Cinéma, Le plan-séquence #1, Techniques du cinéma

Techniques du cinéma : Le plan-séquence #1

Dans cette nouvelle rubrique du cinéma, qu’est-ce que le plan-séquence? En visionnant des films, vous n’avez peut-être jamais fait attention quand vous regardiez une scène assez longue, c’est à dire de quelques secondes, quelques minutes et parfois beaucoup plus. Cependant avant l’ère numérique, les premiers films documentaires au 19ème siècle (merci les frères Lumières) quand on réfléchit bien, étaient des plans-séquences. Le cinéaste filmait d’une seule traite son documentaire, la caméra tournait quelques minutes, sans coupure! Alors revenons à nos moutons, le plan-séquence est donc une séquence composée d’un seul et unique plan, c’est simple. Alors je ne vais pas vous expliquer pourquoi le réalisateur veut un plan-séquence dans son film mais plutôt l’intérêt. Le plan-séquence raconte beaucoup de choses. En plan fixe, on rentre dans l’intimité du ou des personnages. A l’inverse, quand la caméra bouge et suit un ou des personnages ou passe d’un personnage à un autre, le spectateur est obligé de s’immerger, de découvrir le décor. Le plan-séquence nous permet de décortiquer, de scruter l’image, les détails. Le plan-séquence nous oblige à nous concentrer sur la scène de A à Z. Alors je vais maintenant vous montrer quelques plans-séquences fameux du cinéma, faites vous un café, installez vous bien et prenez le temps de regarder les vidéos.

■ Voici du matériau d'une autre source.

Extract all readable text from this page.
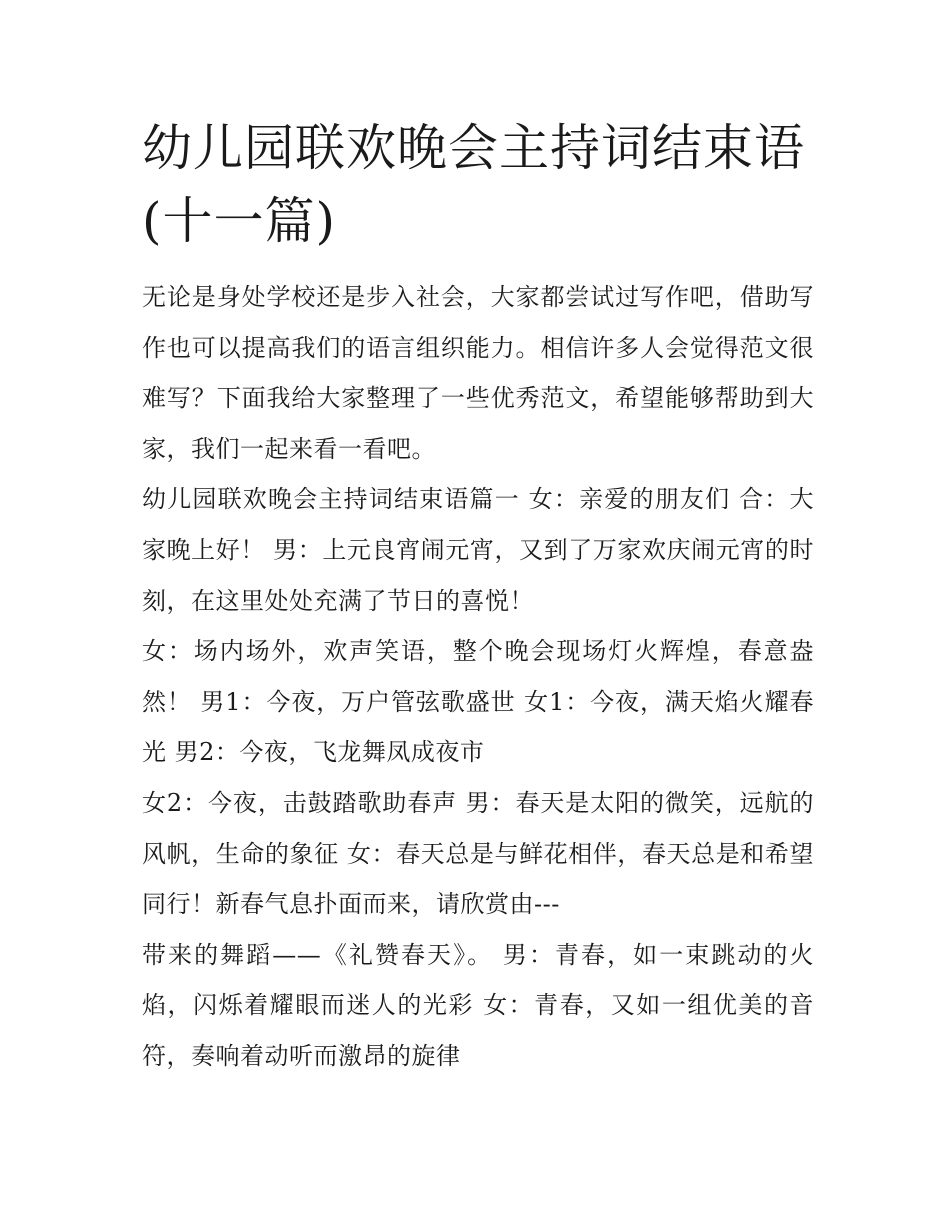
幼儿园联欢晚会主持词结束语(十一篇)

无论是身处学校还是步入社会，大家都尝试过写作吧，借助写作也可以提高我们的语言组织能力。相信许多人会觉得范文很难写？下面我给大家整理了一些优秀范文，希望能够帮助到大家，我们一起来看一看吧。

幼儿园联欢晚会主持词结束语篇一 女：亲爱的朋友们 合：大家晚上好！ 男：上元良宵闹元宵，又到了万家欢庆闹元宵的时刻，在这里处处充满了节日的喜悦！

女：场内场外，欢声笑语，整个晚会现场灯火辉煌，春意盎然！ 男1：今夜，万户管弦歌盛世 女1：今夜，满天焰火耀春光 男2：今夜，飞龙舞凤成夜市

女2：今夜，击鼓踏歌助春声 男：春天是太阳的微笑，远航的风帆，生命的象征 女：春天总是与鲜花相伴，春天总是和希望同行！新春气息扑面而来，请欣赏由---

带来的舞蹈——《礼赞春天》。 男：青春，如一束跳动的火焰，闪烁着耀眼而迷人的光彩 女：青春，又如一组优美的音符，奏响着动听而激昂的旋律
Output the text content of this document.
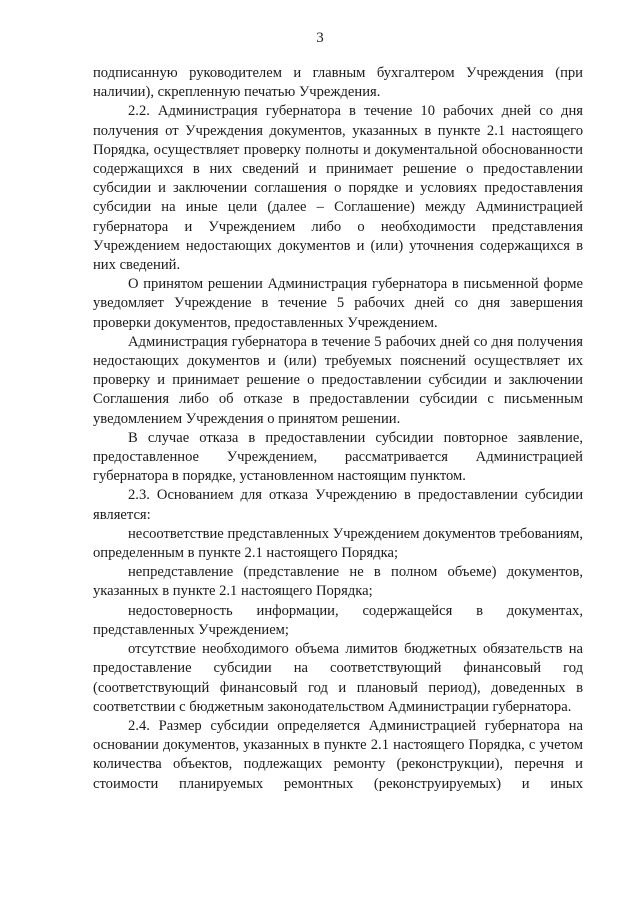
3

подписанную руководителем и главным бухгалтером Учреждения (при наличии), скрепленную печатью Учреждения.

2.2. Администрация губернатора в течение 10 рабочих дней со дня получения от Учреждения документов, указанных в пункте 2.1 настоящего Порядка, осуществляет проверку полноты и документальной обоснованности содержащихся в них сведений и принимает решение о предоставлении субсидии и заключении соглашения о порядке и условиях предоставления субсидии на иные цели (далее – Соглашение) между Администрацией губернатора и Учреждением либо о необходимости представления Учреждением недостающих документов и (или) уточнения содержащихся в них сведений.

О принятом решении Администрация губернатора в письменной форме уведомляет Учреждение в течение 5 рабочих дней со дня завершения проверки документов, предоставленных Учреждением.

Администрация губернатора в течение 5 рабочих дней со дня получения недостающих документов и (или) требуемых пояснений осуществляет их проверку и принимает решение о предоставлении субсидии и заключении Соглашения либо об отказе в предоставлении субсидии с письменным уведомлением Учреждения о принятом решении.

В случае отказа в предоставлении субсидии повторное заявление, предоставленное Учреждением, рассматривается Администрацией губернатора в порядке, установленном настоящим пунктом.

2.3. Основанием для отказа Учреждению в предоставлении субсидии является:

несоответствие представленных Учреждением документов требованиям, определенным в пункте 2.1 настоящего Порядка;

непредставление (представление не в полном объеме) документов, указанных в пункте 2.1 настоящего Порядка;

недостоверность информации, содержащейся в документах, представленных Учреждением;

отсутствие необходимого объема лимитов бюджетных обязательств на предоставление субсидии на соответствующий финансовый год (соответствующий финансовый год и плановый период), доведенных в соответствии с бюджетным законодательством Администрации губернатора.

2.4. Размер субсидии определяется Администрацией губернатора на основании документов, указанных в пункте 2.1 настоящего Порядка, с учетом количества объектов, подлежащих ремонту (реконструкции), перечня и стоимости планируемых ремонтных (реконструируемых) и иных
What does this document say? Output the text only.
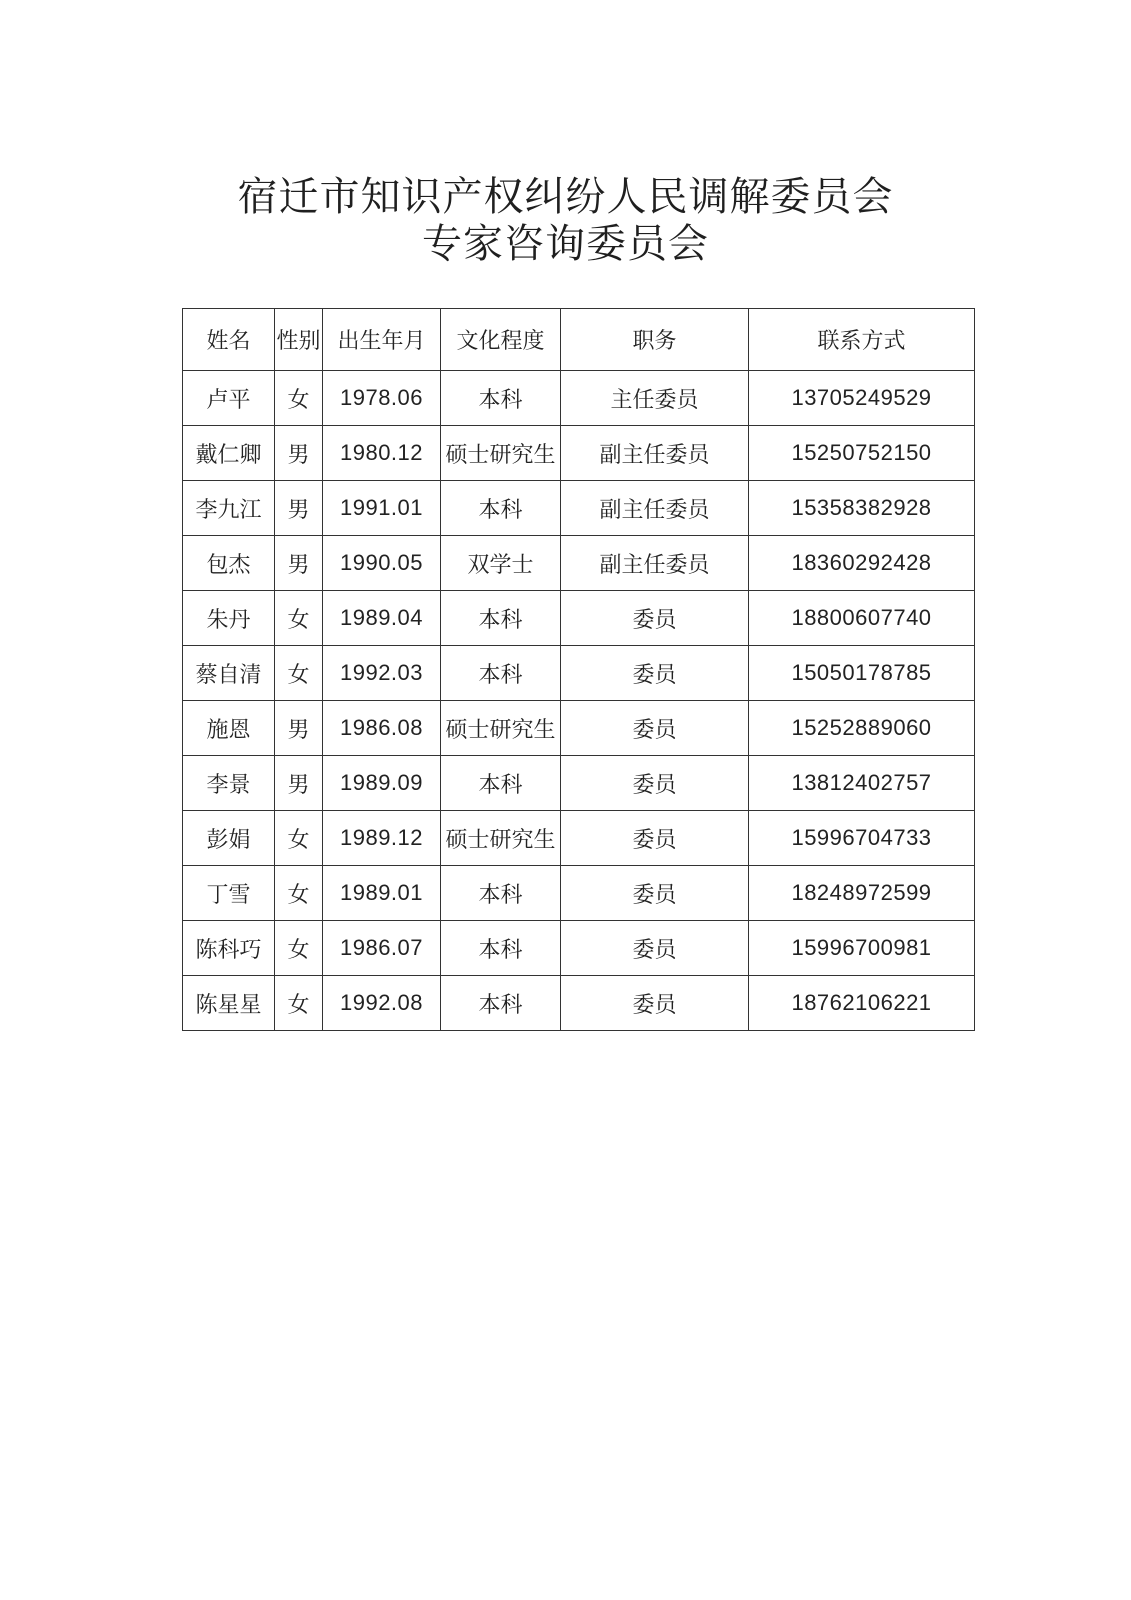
宿迁市知识产权纠纷人民调解委员会
专家咨询委员会
姓名	性别	出生年月	文化程度	职务	联系方式
卢平	女	1978.06	本科	主任委员	13705249529
戴仁卿	男	1980.12	硕士研究生	副主任委员	15250752150
李九江	男	1991.01	本科	副主任委员	15358382928
包杰	男	1990.05	双学士	副主任委员	18360292428
朱丹	女	1989.04	本科	委员	18800607740
蔡自清	女	1992.03	本科	委员	15050178785
施恩	男	1986.08	硕士研究生	委员	15252889060
李景	男	1989.09	本科	委员	13812402757
彭娟	女	1989.12	硕士研究生	委员	15996704733
丁雪	女	1989.01	本科	委员	18248972599
陈科巧	女	1986.07	本科	委员	15996700981
陈星星	女	1992.08	本科	委员	18762106221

INFOS : Les plus célèbres plans-séquences du cinéma sont « l’Arche Russe » de Alexandre Sokourov (2002), il dure 96mn et « Victoria » de Sebastian Schipper (2015), il dure 2 heures et 14 minutes, le temps du film. Alfred Hitchcock décide avec « la Corde » (1948) de réaliser un plan-séquence mais impossible à l’époque car les bobines 35mm font à peu près 250 à 300 mètres de longueur. Mais il découvre une astuce qui donne vraiment l’impression d’une longue scène, c’est le fondu au noir. La caméra zoom sur le personnage ou l’objet, fondu au noir et on repart sur cette même scène en dézoomant progressivement, le raccord est réussi. Le passage de la caméra derrière une colonne, un arbre, un mur ou un élément de décor permet de continuer la scène et donne l’impression d’un plan-séquence.

En préambule, la leçon de plan-séquence de Michel Gondry et de son équipe.


Plan-séquence d’un James Bond « 007 Spectre » (2015) de Sam Mendes avec Daniel Craig. Durée: 4.09mn

« 007 Spectre » (2015)

Plan-séquence du film « Breaking news » (2005) de Johnnie To. Excellent! Durée : 6.39mn

« Breaking news » (2005)

Plan-séquence du film « The shining » (1980) de Stanley Kubrick à la steadicam. Durée : 0.34mn.

« The shining » (1980)

Plan-séquence du film « The shining » (1980) de Stanley Kubrick en plan fixe. Durée : 1.27mn

« The shining » (1980)

Bon, vous en connaissez certainement d’autres! La prochaine fois il y aura une autre sélection de fameux plans-séquences.